2 threads are started. dataListUpdateThread
adds the number 2 to a List
. processFlowThread
sums the values in the same List
and prints the summed list to the console. Here is the code:
import akka.NotUsed;
import akka.actor.ActorSystem;
import akka.stream.javadsl.Sink;
import akka.stream.javadsl.Source;
import java.util.ArrayList;
import java.util.List;
import java.util.concurrent.CompletableFuture;
import java.util.concurrent.CompletionStage;
import java.util.concurrent.ExecutionException;
import static java.lang.Thread.sleep;
public class SourceExample {
private final static ActorSystem system = ActorSystem.create("SourceExample");
private static void delayOneSecond() {
try {
sleep(1000);
} catch (InterruptedException e) {
e.printStackTrace();
}
}
private static void printValue(CompletableFuture<Integer> integerCompletableFuture) {
try {
System.out.println("Sum is " + integerCompletableFuture.get().intValue());
} catch (ExecutionException | InterruptedException e) {
e.printStackTrace();
}
}
public static void main(String[] args) {
final List dataList = new ArrayList<Integer>();
final Thread dataListUpdateThread = new Thread(() -> {
while (true) {
dataList.add(2);
System.out.println(dataList);
delayOneSecond();
}
});
dataListUpdateThread.start();
final Thread processFlowThread = new Thread(() -> {
while (true) {
final Source<Integer, NotUsed> source = Source.from(dataList);
final Sink<Integer, CompletionStage<Integer>> sink =
Sink.fold(0, (agg, next) -> agg + next);
final CompletionStage<Integer> sum = source.runWith(sink, system);
printValue(sum.toCompletableFuture());
delayOneSecond();
}
});
processFlowThread.start();
}
}
I've tried to create the simplest example to frame the question. dataListUpdateThread
could be populating the List from a REST service or Kafka topic instead of just adding the value 2 to the List. Instead of using Java threads how should this scenario be implemented? In other words, how to share dataList
to the Akka Stream for processing?
Mutating the collection passed to Source.from
is only ever going to accomplish this by coincidence: if the collection is ever exhausted, Source.from
will complete the stream. This is because it's intended for finite, strictly evaluated data (the use cases are basically: a) simple examples for the docs and b) situations where you want to bound resource consumption when performing an operation for a collection in the background (think a list of URLs that you want to send HTTP requests to)).

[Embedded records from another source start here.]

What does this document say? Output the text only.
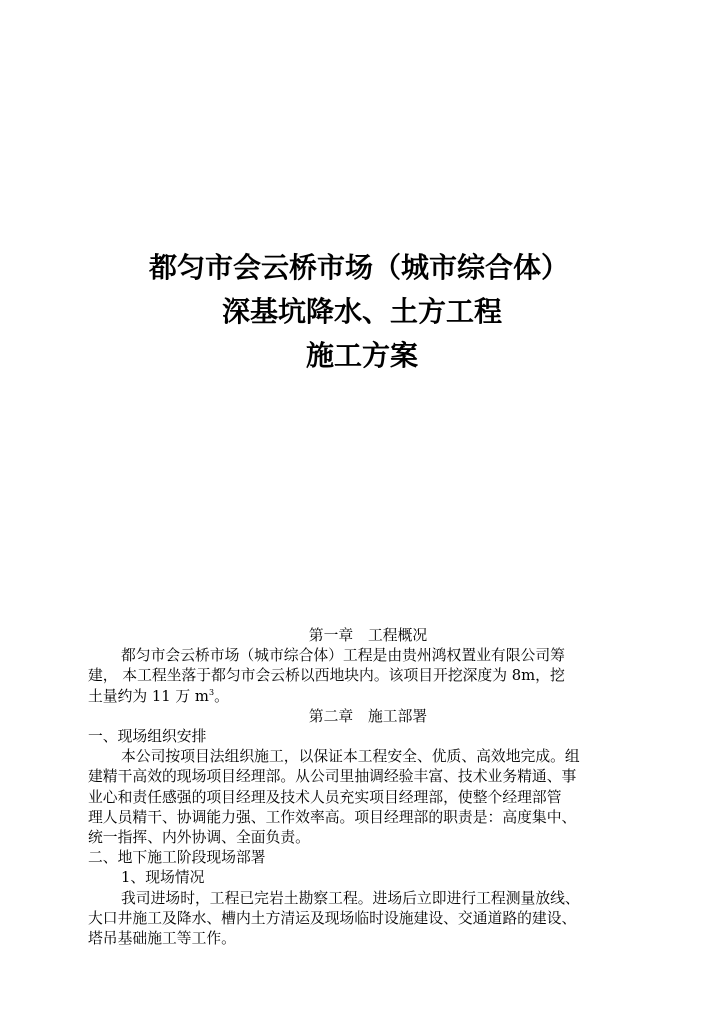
都匀市会云桥市场（城市综合体）
深基坑降水、土方工程
施工方案
第一章　工程概况
都匀市会云桥市场（城市综合体）工程是由贵州鸿权置业有限公司筹
建， 本工程坐落于都匀市会云桥以西地块内。该项目开挖深度为 8m，挖
土量约为 11 万 $m^3$。
第二章　施工部署
一、现场组织安排
本公司按项目法组织施工，以保证本工程安全、优质、高效地完成。组
建精干高效的现场项目经理部。从公司里抽调经验丰富、技术业务精通、事
业心和责任感强的项目经理及技术人员充实项目经理部，使整个经理部管
理人员精干、协调能力强、工作效率高。项目经理部的职责是：高度集中、
统一指挥、内外协调、全面负责。
二、地下施工阶段现场部署
1、现场情况
我司进场时，工程已完岩土勘察工程。进场后立即进行工程测量放线、
大口井施工及降水、槽内土方清运及现场临时设施建设、交通道路的建设、
塔吊基础施工等工作。
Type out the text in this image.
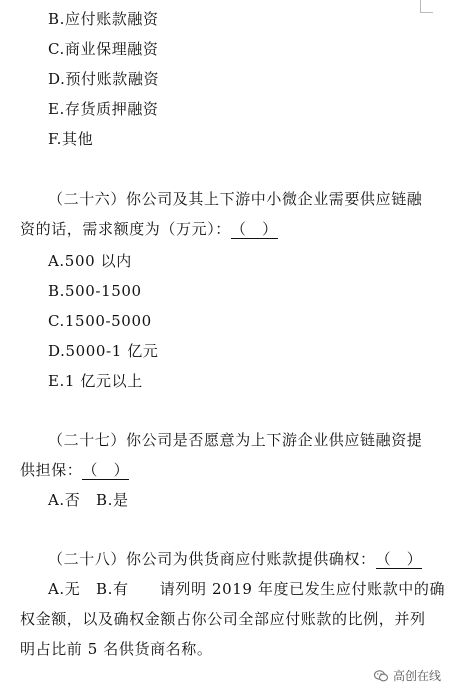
B.应付账款融资
C.商业保理融资
D.预付账款融资
E.存货质押融资
F.其他
（二十六）你公司及其上下游中小微企业需要供应链融
资的话，需求额度为（万元）：（　）
A.500 以内
B.500-1500
C.1500-5000
D.5000-1 亿元
E.1 亿元以上
（二十七）你公司是否愿意为上下游企业供应链融资提
供担保：（　）
A.否　B.是
（二十八）你公司为供货商应付账款提供确权：（　）
A.无　B.有　　请列明 2019 年度已发生应付账款中的确
权金额，以及确权金额占你公司全部应付账款的比例，并列
明占比前 5 名供货商名称。
高创在线
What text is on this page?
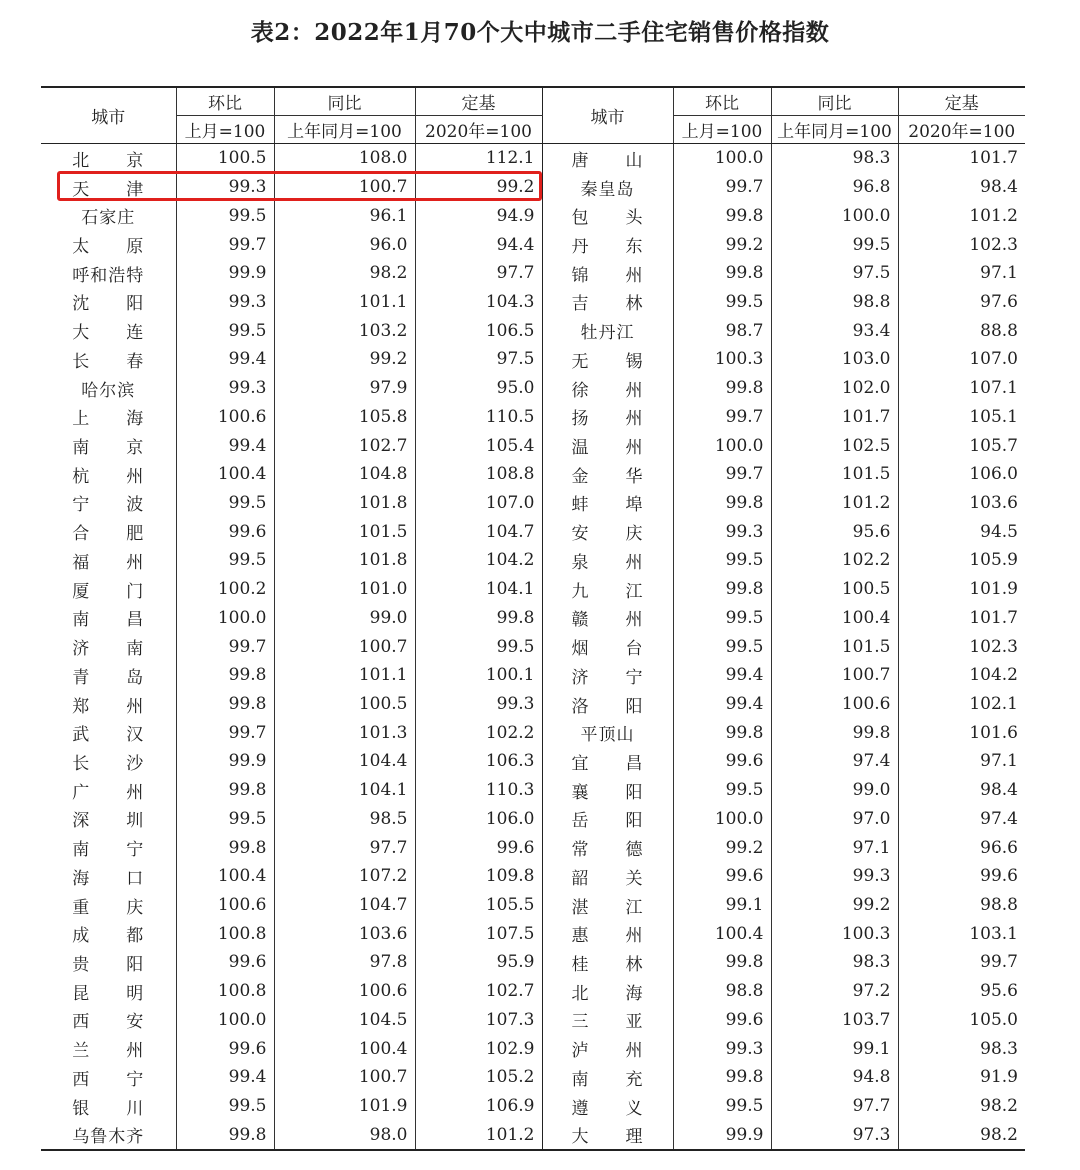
表2：2022年1月70个大中城市二手住宅销售价格指数
城市	环比	同比	定基	城市	环比	同比	定基
	上月=100	上年同月=100	2020年=100		上月=100	上年同月=100	2020年=100
北　　京	100.5	108.0	112.1	唐　　山	100.0	98.3	101.7
天　　津	99.3	100.7	99.2	秦皇岛	99.7	96.8	98.4
石家庄	99.5	96.1	94.9	包　　头	99.8	100.0	101.2
太　　原	99.7	96.0	94.4	丹　　东	99.2	99.5	102.3
呼和浩特	99.9	98.2	97.7	锦　　州	99.8	97.5	97.1
沈　　阳	99.3	101.1	104.3	吉　　林	99.5	98.8	97.6
大　　连	99.5	103.2	106.5	牡丹江	98.7	93.4	88.8
长　　春	99.4	99.2	97.5	无　　锡	100.3	103.0	107.0
哈尔滨	99.3	97.9	95.0	徐　　州	99.8	102.0	107.1
上　　海	100.6	105.8	110.5	扬　　州	99.7	101.7	105.1
南　　京	99.4	102.7	105.4	温　　州	100.0	102.5	105.7
杭　　州	100.4	104.8	108.8	金　　华	99.7	101.5	106.0
宁　　波	99.5	101.8	107.0	蚌　　埠	99.8	101.2	103.6
合　　肥	99.6	101.5	104.7	安　　庆	99.3	95.6	94.5
福　　州	99.5	101.8	104.2	泉　　州	99.5	102.2	105.9
厦　　门	100.2	101.0	104.1	九　　江	99.8	100.5	101.9
南　　昌	100.0	99.0	99.8	赣　　州	99.5	100.4	101.7
济　　南	99.7	100.7	99.5	烟　　台	99.5	101.5	102.3
青　　岛	99.8	101.1	100.1	济　　宁	99.4	100.7	104.2
郑　　州	99.8	100.5	99.3	洛　　阳	99.4	100.6	102.1
武　　汉	99.7	101.3	102.2	平顶山	99.8	99.8	101.6
长　　沙	99.9	104.4	106.3	宜　　昌	99.6	97.4	97.1
广　　州	99.8	104.1	110.3	襄　　阳	99.5	99.0	98.4
深　　圳	99.5	98.5	106.0	岳　　阳	100.0	97.0	97.4
南　　宁	99.8	97.7	99.6	常　　德	99.2	97.1	96.6
海　　口	100.4	107.2	109.8	韶　　关	99.6	99.3	99.6
重　　庆	100.6	104.7	105.5	湛　　江	99.1	99.2	98.8
成　　都	100.8	103.6	107.5	惠　　州	100.4	100.3	103.1
贵　　阳	99.6	97.8	95.9	桂　　林	99.8	98.3	99.7
昆　　明	100.8	100.6	102.7	北　　海	98.8	97.2	95.6
西　　安	100.0	104.5	107.3	三　　亚	99.6	103.7	105.0
兰　　州	99.6	100.4	102.9	泸　　州	99.3	99.1	98.3
西　　宁	99.4	100.7	105.2	南　　充	99.8	94.8	91.9
银　　川	99.5	101.9	106.9	遵　　义	99.5	97.7	98.2
乌鲁木齐	99.8	98.0	101.2	大　　理	99.9	97.3	98.2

NB: I haven't written Java to any great extent since the Java 7 days, so I'm not providing Java code, just an outline of approaches.
As mentioned in a prior answer Source.queue
is probably the best option (besides using something like Akka HTTP or an Alpakka connector). In a case such as this, where the stream's materialized value is a future that won't be completed until the stream completes, that Source.queue
will never complete the stream (because there's no way for it to know that its reference is the only reference), introducing a KillSwitch
and propagating that through viaMat
and toMat
would give you the ability to decide outside of the stream to complete the stream.
An alternative to Source.queue
, is Source.actorRef
, which lets you send a distinguished message (akka.Done.done()
in the Java API is pretty common for this). That source materializes as an ActorRef
to which you can tell
messages, and those messages (at least those which match the type of the stream) will be available for the stream to consume.
With both Source.queue
and Source.actorRef
, it's often useful to prematerialize
them: the alternative in a situation like your example where you also want the materialized value of the sink, is to make heavy use of the Mat
operators to customize materialized values (in Scala, it's possible to use tuples to at least simplify combining multiple materialized values, but in Java, once you got beyond a pair (as you would with queue
), I'm pretty sure you'd have to define a class just to hold the three (queue, killswitch, future for completed value) materialized values).
It's also worth noting that, since Akka Streams run on actors in the background (and thus get scheduled as needed onto the ActorSystem
's threads), there's almost never a reason to create a thread on which to run a stream.